4. En l’espèce, il ressort des pièces du dossier que l’intéressée est entrée en France pour la dernière fois en juin 2017 munie d’un visa de court séjour, qu’elle a donc attendu plus de six ans pour solliciter la régularisation de sa situation administrative, que la décision implicite de rejet qui lui a été opposée est intervenue le 29 janvier 2023, soit il y a plus de deux ans, nonobstant les documents qui ont pu lui être délivrés par les services de la préfecture du Val-de-Marne lesquels ne sont prévus par aucun texte et ne sauraient créer de droits à l’égard de leurs destinataires, et qu’elle n’établit exercer aucune activité professionnelle.
5. Dans ces conditions, l’intéressée ne fait valoir aucune des circonstances particulières mentionnées au point 3 nécessitant pour elle de bénéficier à très bref délai d’une mesure provisoire dans l’attente d’une décision juridictionnelle statuant sur la légalité de la décision litigieuse, lui permettant ainsi de faire valoir la condition d’urgence.

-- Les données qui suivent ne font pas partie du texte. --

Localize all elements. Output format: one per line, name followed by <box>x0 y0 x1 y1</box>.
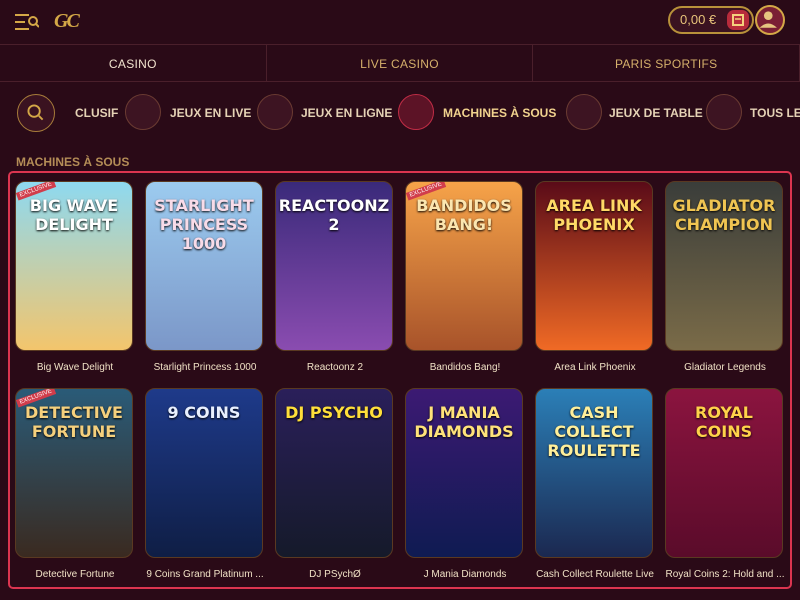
cherry-icon[interactable] <box>706 94 742 130</box>
game-title: Bandidos Bang! <box>429 362 501 373</box>
game-title: Starlight Princess 1000 <box>153 362 257 373</box>
category-jeux-en-live[interactable]: JEUX EN LIVE <box>170 106 251 120</box>
table-icon[interactable] <box>257 94 293 130</box>
game-title: Royal Coins 2: Hold and ... <box>665 569 785 580</box>
game-card-cash-collect[interactable]: Cash Collect Roulette <box>535 388 653 558</box>
main-tabs: CASINO LIVE CASINO PARIS SPORTIFS <box>0 44 800 82</box>
section-title: MACHINES À SOUS <box>16 155 130 169</box>
category-bar: CLUSIF JEUX EN LIVE JEUX EN LIGNE MACHIN… <box>0 88 800 138</box>
slot-icon[interactable] <box>398 94 434 130</box>
game-card-detective[interactable]: EXCLUSIVE Detective Fortune <box>15 388 133 558</box>
game-title: DJ PSychØ <box>309 569 361 580</box>
tab-casino[interactable]: CASINO <box>0 45 267 81</box>
game-title: Gladiator Legends <box>684 362 766 373</box>
game-card-9-coins[interactable]: 9 Coins <box>145 388 263 558</box>
menu-icon[interactable] <box>15 12 39 32</box>
user-icon[interactable] <box>755 5 785 35</box>
game-title: Area Link Phoenix <box>554 362 636 373</box>
game-card-gladiator[interactable]: Gladiator Champion <box>665 181 783 351</box>
game-card-dj-psycho[interactable]: DJ Psycho <box>275 388 393 558</box>
category-tous-les[interactable]: TOUS LES <box>750 106 800 120</box>
category-machines-a-sous[interactable]: MACHINES À SOUS <box>443 106 556 120</box>
chip-icon[interactable] <box>566 94 602 130</box>
game-title: Cash Collect Roulette Live <box>536 569 654 580</box>
tab-live-casino[interactable]: LIVE CASINO <box>267 45 534 81</box>
next-row-strip <box>8 589 792 600</box>
game-card-j-mania[interactable]: J Mania Diamonds <box>405 388 523 558</box>
game-title: Detective Fortune <box>35 569 115 580</box>
game-card-phoenix[interactable]: Area Link Phoenix <box>535 181 653 351</box>
cards-icon[interactable] <box>125 94 161 130</box>
game-title: Reactoonz 2 <box>306 362 364 373</box>
top-bar: GC 0,00 € <box>0 0 800 44</box>
game-card-starlight[interactable]: Starlight Princess 1000 <box>145 181 263 351</box>
game-card-reactoonz[interactable]: Reactoonz 2 <box>275 181 393 351</box>
search-icon[interactable] <box>17 94 55 132</box>
category-jeux-de-table[interactable]: JEUX DE TABLE <box>609 106 703 120</box>
game-card-royal-coins[interactable]: Royal Coins <box>665 388 783 558</box>
balance-pill[interactable]: 0,00 € <box>668 6 754 34</box>
game-card-big-wave[interactable]: EXCLUSIVE Big Wave Delight <box>15 181 133 351</box>
logo[interactable]: GC <box>54 6 82 36</box>
wallet-icon[interactable] <box>727 10 749 30</box>
game-title: Big Wave Delight <box>36 362 114 373</box>
tab-paris-sportifs[interactable]: PARIS SPORTIFS <box>533 45 800 81</box>
game-card-bandidos[interactable]: EXCLUSIVE Bandidos Bang! <box>405 181 523 351</box>
game-title: J Mania Diamonds <box>423 569 507 580</box>
category-exclusif[interactable]: CLUSIF <box>75 106 118 120</box>
game-title: 9 Coins Grand Platinum ... <box>146 569 264 580</box>
category-jeux-en-ligne[interactable]: JEUX EN LIGNE <box>301 106 392 120</box>
balance-amount: 0,00 € <box>680 12 717 27</box>
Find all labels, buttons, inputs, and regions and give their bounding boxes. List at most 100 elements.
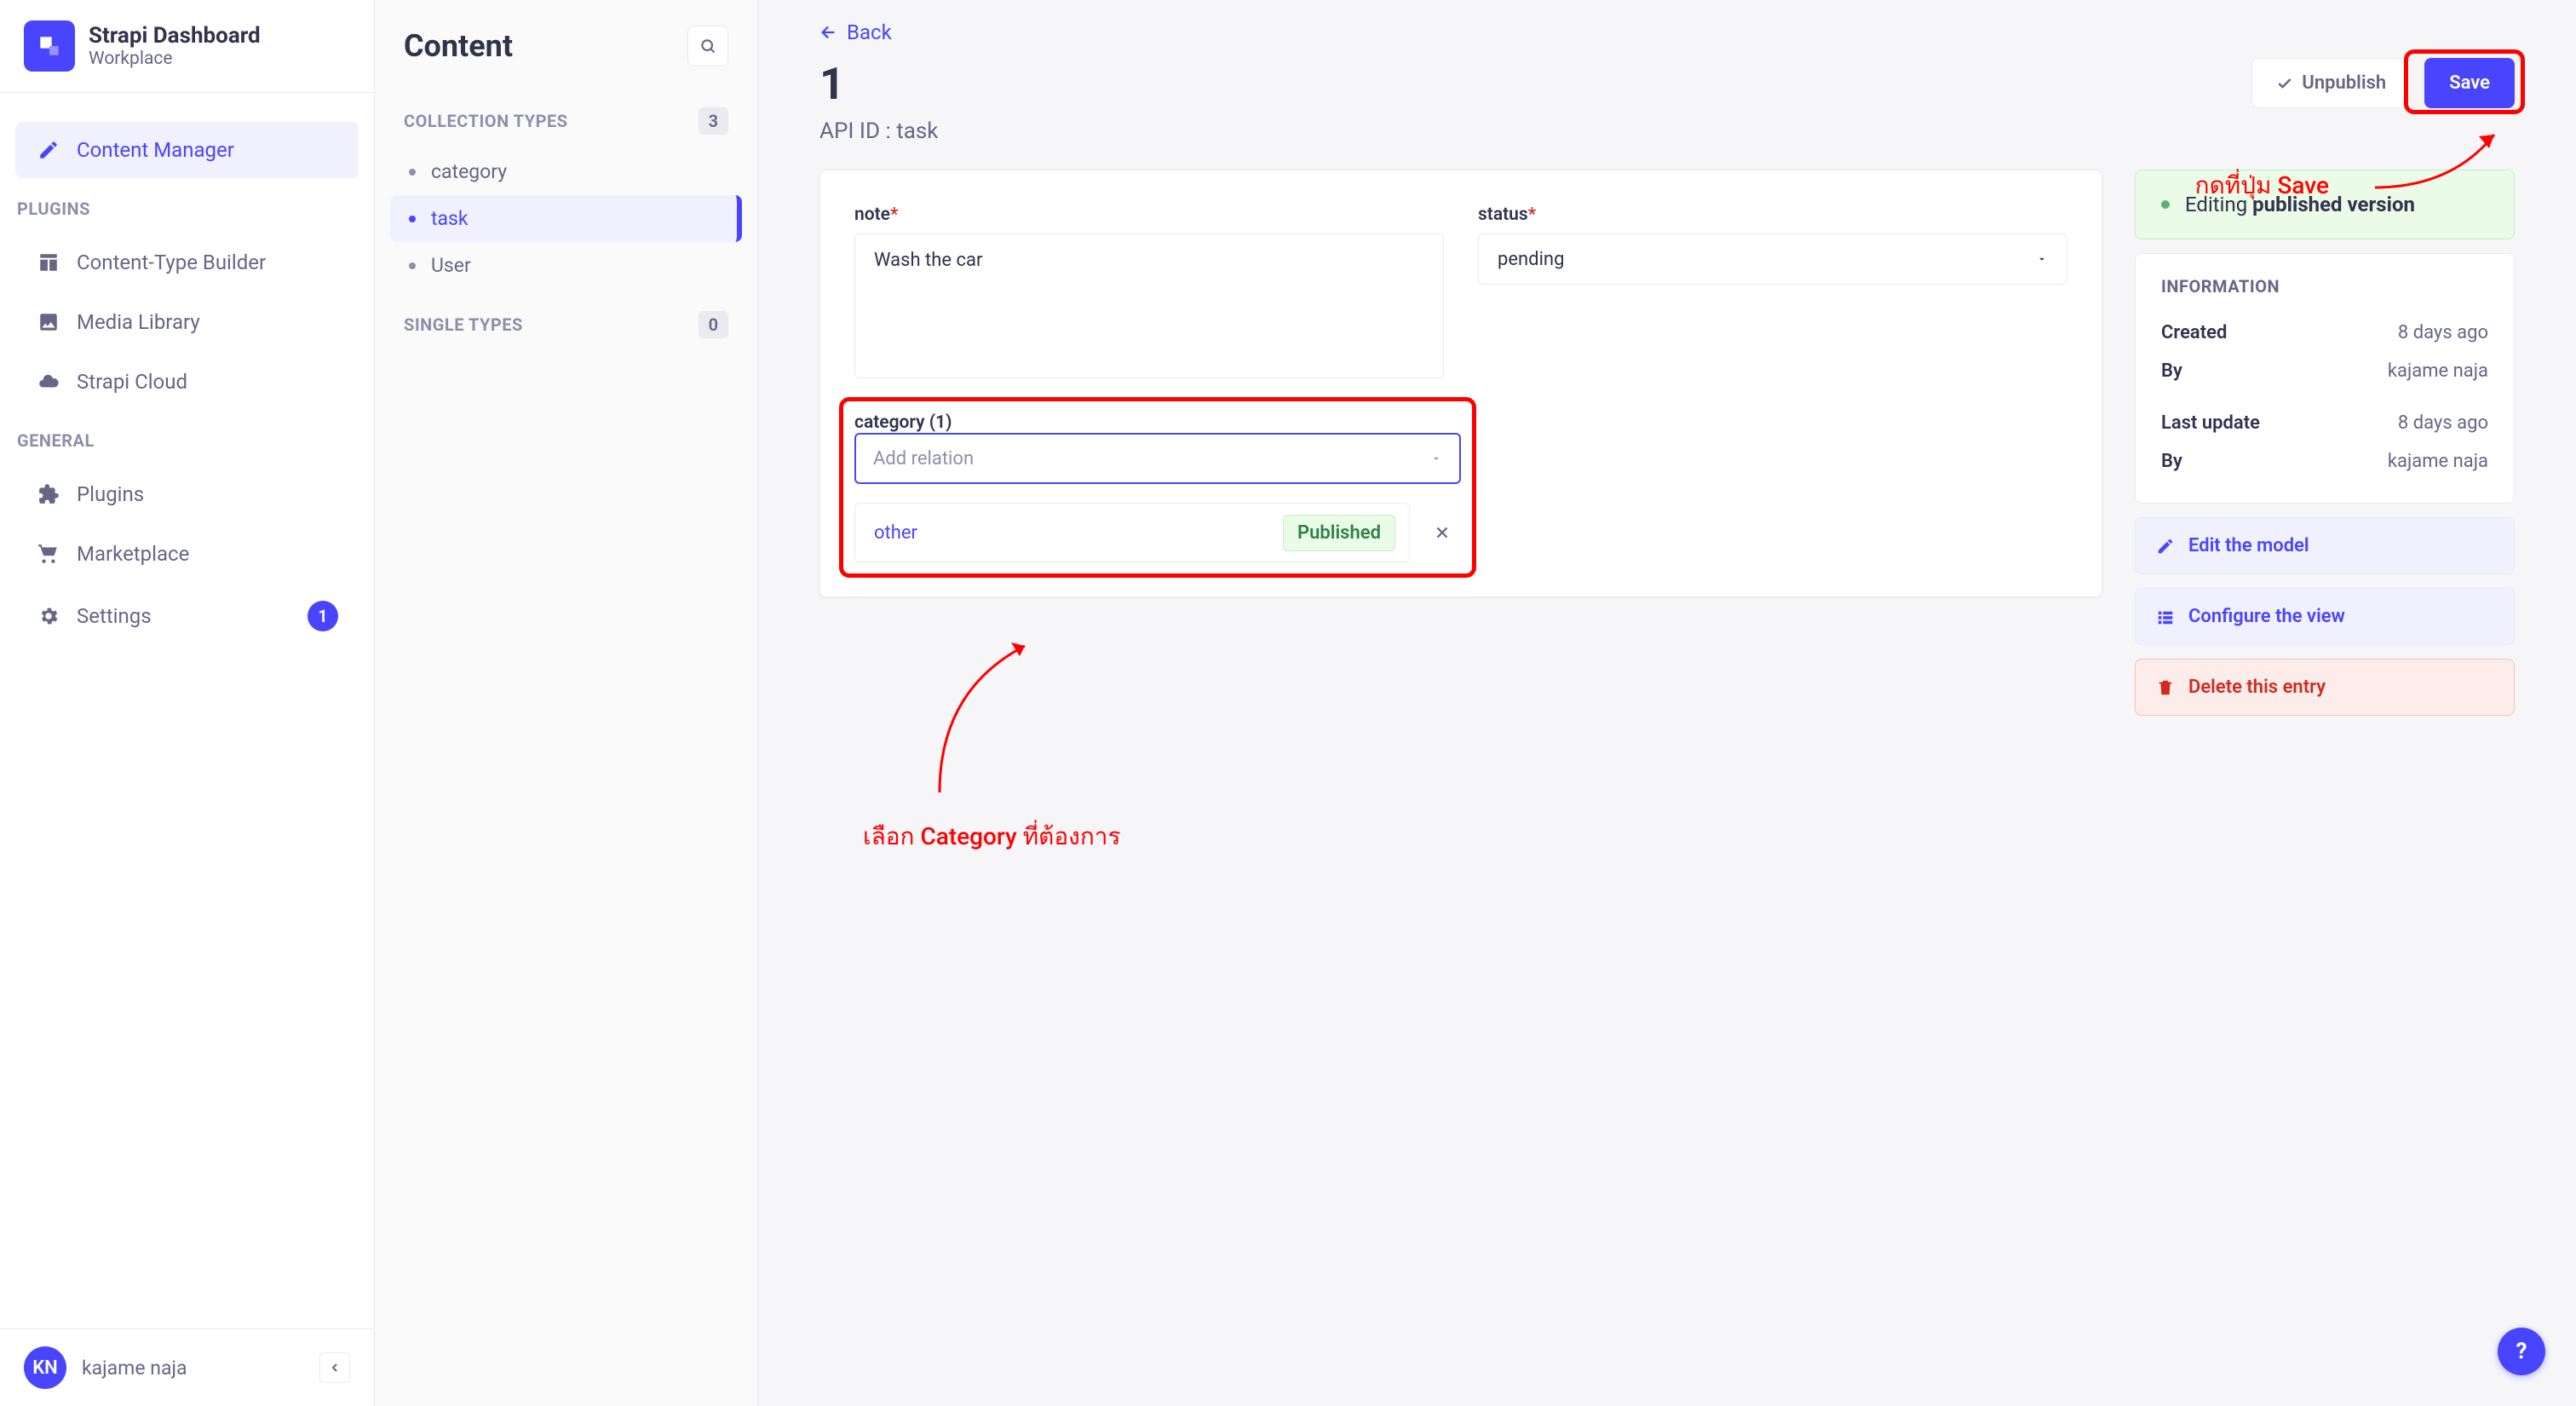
info-updated-label: Last update [2161,412,2260,434]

6. Il résulte de ce qui précède que la requête présentée le 5 mars 2025 sur le fondement de l’article L. 521-1 du code de justice administrative ne pourra qu’être rejetée selon la procédure de l’article L. 522-3 du même code, la condition d’urgence n’étant pas satisfaite.
O R D O N N E :
Article 1er : La requête de Madame B est rejetée.
Article 2 : La présente ordonnance sera notifiée à Madame A B et au préfet du
Val-de-Marne.
Le juge des référés,
Signé : M. Aymard
La République mande et ordonne au ministre d’Etat, ministre de l’intérieur en ce qui le concerne ou à tous commissaires de justice à ce requis en ce qui concerne les voies de droit commun contre les parties privées de pourvoir à l’exécution de la présente décision.